Just ahead of the weekend Bloomberg published a report, citing unnamed insiders, saying Microsoft is working on its own Arm-based processors for servers and its Surface line of computers. It is important to understand the scope of the touted server processors – they are being designed for Microsoft to run its own cloud services on – not for third party use. On the 'Microsoft Silicon' Surface rumours, these plans seem to be less advanced at this stage, so devices like the Surface X look likely to stick with Qualcomm for at least another generation.
Microsoft's cloud computing rivals like Amazon, with AWS, have already established their own processor designs in their servers, so Microsoft's initiative isn't a huge surprise. Over recent years and months Microsoft has been strengthening its computer processor engineering talent, picking off personnel from the likes of AMD, Intel, Nvidia and Qualcomm. Of particular note is that it welcomed several of Qualcomm's chip designers to the fold after the smartphone chip designing giant abandoned server processor efforts.

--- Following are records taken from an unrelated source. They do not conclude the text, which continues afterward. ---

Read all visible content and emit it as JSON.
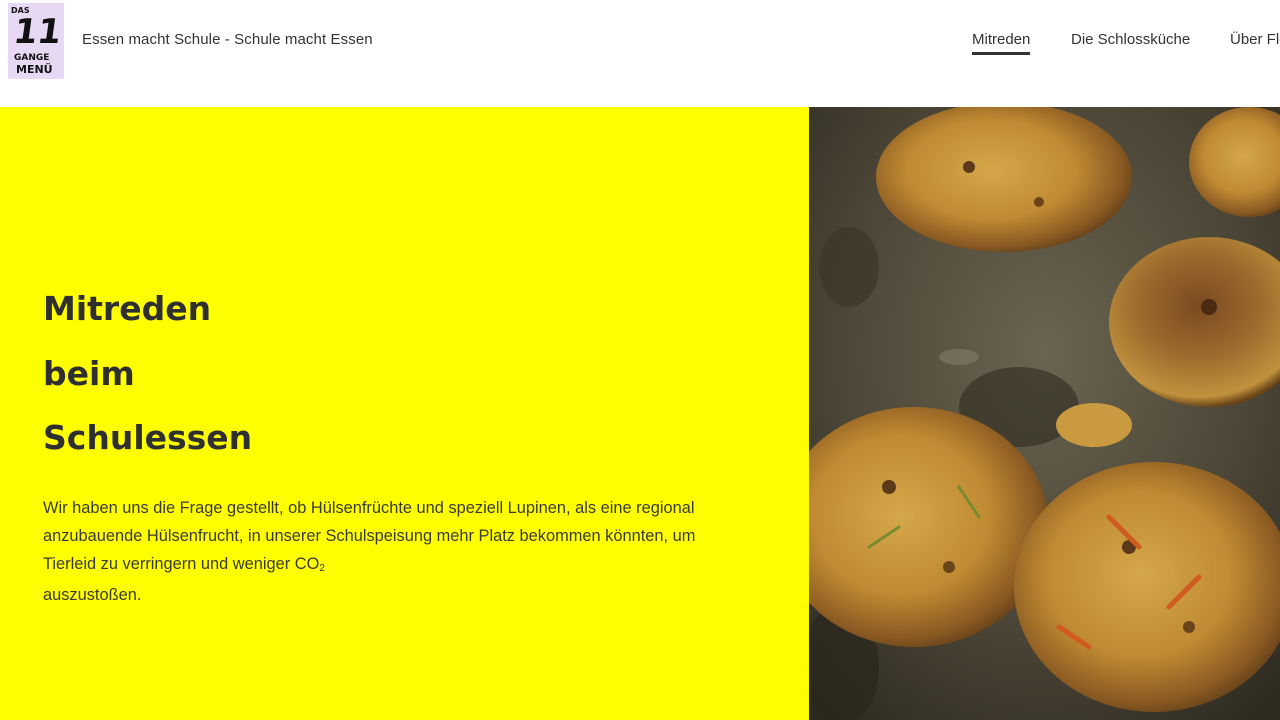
{
  "header": {
    "logo": {
      "lines": [
        "DAS",
        "11",
        "GANGE",
        "MENÜ"
      ]
    },
    "site_title": "Essen macht Schule - Schule macht Essen",
    "nav": [
      {
        "label": "Mitreden",
        "active": true
      },
      {
        "label": "Die Schlossküche",
        "active": false
      },
      {
        "label": "Über Flo",
        "active": false
      }
    ]
  },
  "hero": {
    "background_color": "#ffff00",
    "title_lines": [
      "Mitreden",
      "beim",
      "Schulessen"
    ],
    "text_main": "Wir haben uns die Frage gestellt, ob Hülsenfrüchte und speziell Lupinen, als eine regional anzubauende Hülsenfrucht, in unserer Schulspeisung mehr Platz bekommen könnten, um Tierleid zu verringern und weniger CO",
    "text_sub": "2",
    "text_end": "auszustoßen.",
    "image_alt": "patties-in-pan"
  },
  "colors": {
    "accent_yellow": "#ffff00",
    "logo_bg": "#e7d9f3",
    "text": "#2f2f2f"
  }
}
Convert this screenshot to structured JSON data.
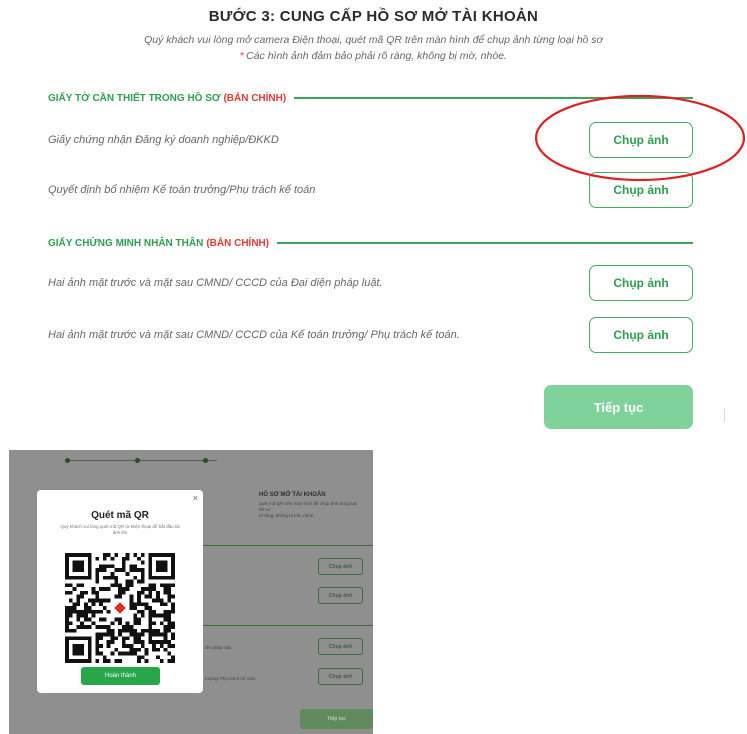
{
  "header": {
    "title": "BƯỚC 3: CUNG CẤP HỒ SƠ MỞ TÀI KHOẢN",
    "subtitle": "Quý khách vui lòng mở camera Điện thoại, quét mã QR trên màn hình để chụp ảnh từng loại hồ sơ",
    "note_mark": "*",
    "note": "Các hình ảnh đảm bảo phải rõ ràng, không bị mờ, nhòe."
  },
  "sections": [
    {
      "title": "GIẤY TỜ CẦN THIẾT TRONG HỒ SƠ",
      "tag": "(BẢN CHÍNH)",
      "items": [
        {
          "label": "Giấy chứng nhận Đăng ký doanh nghiệp/ĐKKD",
          "button": "Chụp ảnh"
        },
        {
          "label": "Quyết định bổ nhiệm Kế toán trưởng/Phụ trách kế toán",
          "button": "Chụp ảnh"
        }
      ]
    },
    {
      "title": "GIẤY CHỨNG MINH NHÂN THÂN",
      "tag": "(BẢN CHÍNH)",
      "items": [
        {
          "label": "Hai ảnh mặt trước và mặt sau CMND/ CCCD của Đại diện pháp luật.",
          "button": "Chụp ảnh"
        },
        {
          "label": "Hai ảnh mặt trước và mặt sau CMND/ CCCD của Kế toán trưởng/ Phụ trách kế toán.",
          "button": "Chụp ảnh"
        }
      ]
    }
  ],
  "continue_label": "Tiếp tục",
  "colors": {
    "accent": "#3fae5f",
    "continue_bg": "#7fd39a",
    "highlight": "#e02020",
    "tag_red": "#e53935"
  },
  "mini": {
    "title": "HỒ SƠ MỞ TÀI KHOẢN",
    "sub_line1": "quét mã QR trên màn hình để chụp ảnh từng loại hồ sơ",
    "sub_line2": "rõ ràng, không bị mờ, nhòe.",
    "label_1": "iện pháp luật.",
    "label_2": "rưởng/ Phụ trách kế toán.",
    "buttons": [
      "Chụp ảnh",
      "Chụp ảnh",
      "Chụp ảnh",
      "Chụp ảnh"
    ],
    "continue_label": "Tiếp tục",
    "modal": {
      "close_icon": "×",
      "title": "Quét mã QR",
      "description": "Quý khách vui lòng quét mã QR từ Điện thoại để bắt đầu tải ảnh lên",
      "done_label": "Hoàn thành"
    }
  }
}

Within Microsoft the chip design unit is said to report to Jason Zander, head of the Azure cloud business, rather than Panos Panay, who oversees Surface products. This points to the close partnership and primary purpose of any new Microsoft Silicon, but upcoming generations of Surface computers could also leverage Microsoft's own Arm-based SoCs, say the sources.
Microsoft partnered with Quaclomm for the SQ1 chip in the Surface Pro X
Since the initial publication of Bloomberg's report on Friday it has been updated with a statement from Microsoft that confirmed investments and developments in silicon design. "Because silicon is a foundational building block for technology, we’re continuing to invest in our own capabilities in areas like design, manufacturing and tools, while also fostering and strengthening partnerships with a wide range of chip providers," said Microsoft spokesman Frank Shaw.
Intel shares took another knock on Friday, down by over 6 per cent, with Bloomberg's story likely a contributing factor in the slide.